In Florida, Phillip Alpert, then 18, was charged with distributing child pornography and put on the sex offenders registry because after a fight, he sent a photograph of his nude 16-year-old girlfriend by e-mail to dozens of people, including her parents.
In most states, teenagers who send or receive sexually explicit photographs by cellphone or computer — known as “sexting” — have risked felony child pornography charges and being listed on a sex offender registry for decades to come.
But there is growing consensus among lawyers and legislators that the child pornography laws are too blunt an instrument to deal with an adolescent cyberculture in which all kinds of sexual pictures circulate on sites like MySpace and Facebook.

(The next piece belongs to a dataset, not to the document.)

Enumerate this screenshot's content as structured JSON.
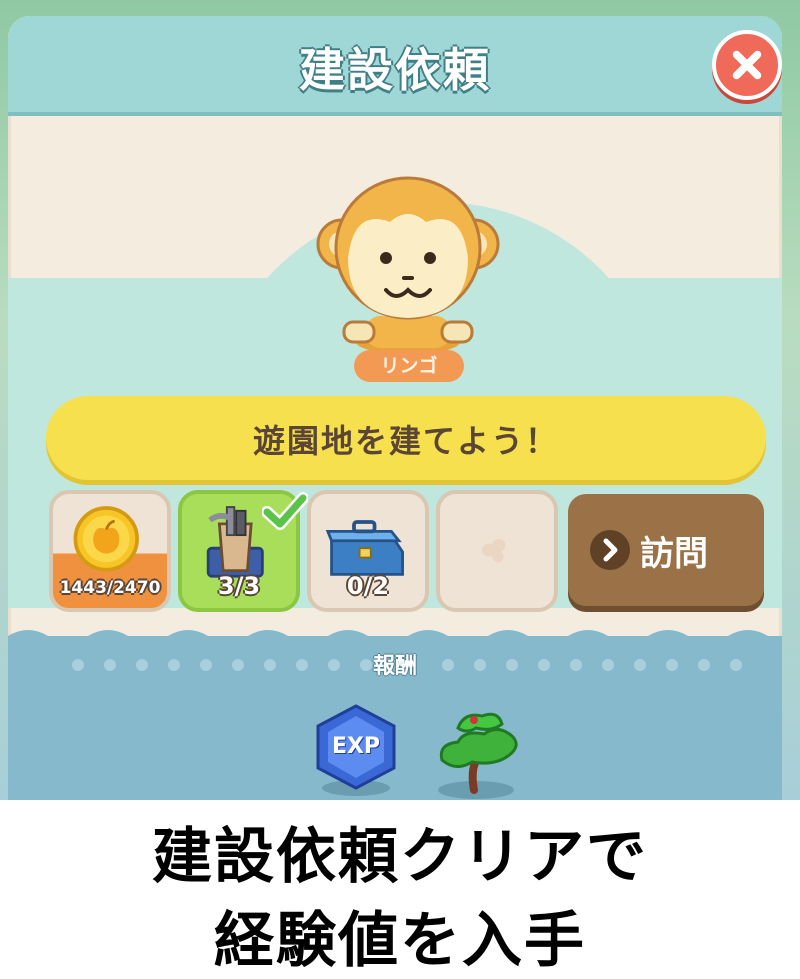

Last year, Nebraska, Utah and Vermont changed their laws to reduce penalties for teenagers who engage in such activities, and this year, according to the National Council on State Legislatures, 14 more states are considering legislation that would treat young people who engage in sexting differently from adult pornographers and sexual predators.
And on Wednesday, the first federal appellate opinion in a sexting case recognized that a prosecutor had gone too far in trying to enforce adult moral standards.
Not sure how I feel about this – I hate to see teens, even nominal adults like 18-19 yr-olds wind up on the sex offender registry for life basically for being idiots.
Obviously none of them understand that online nothing is ever deleted.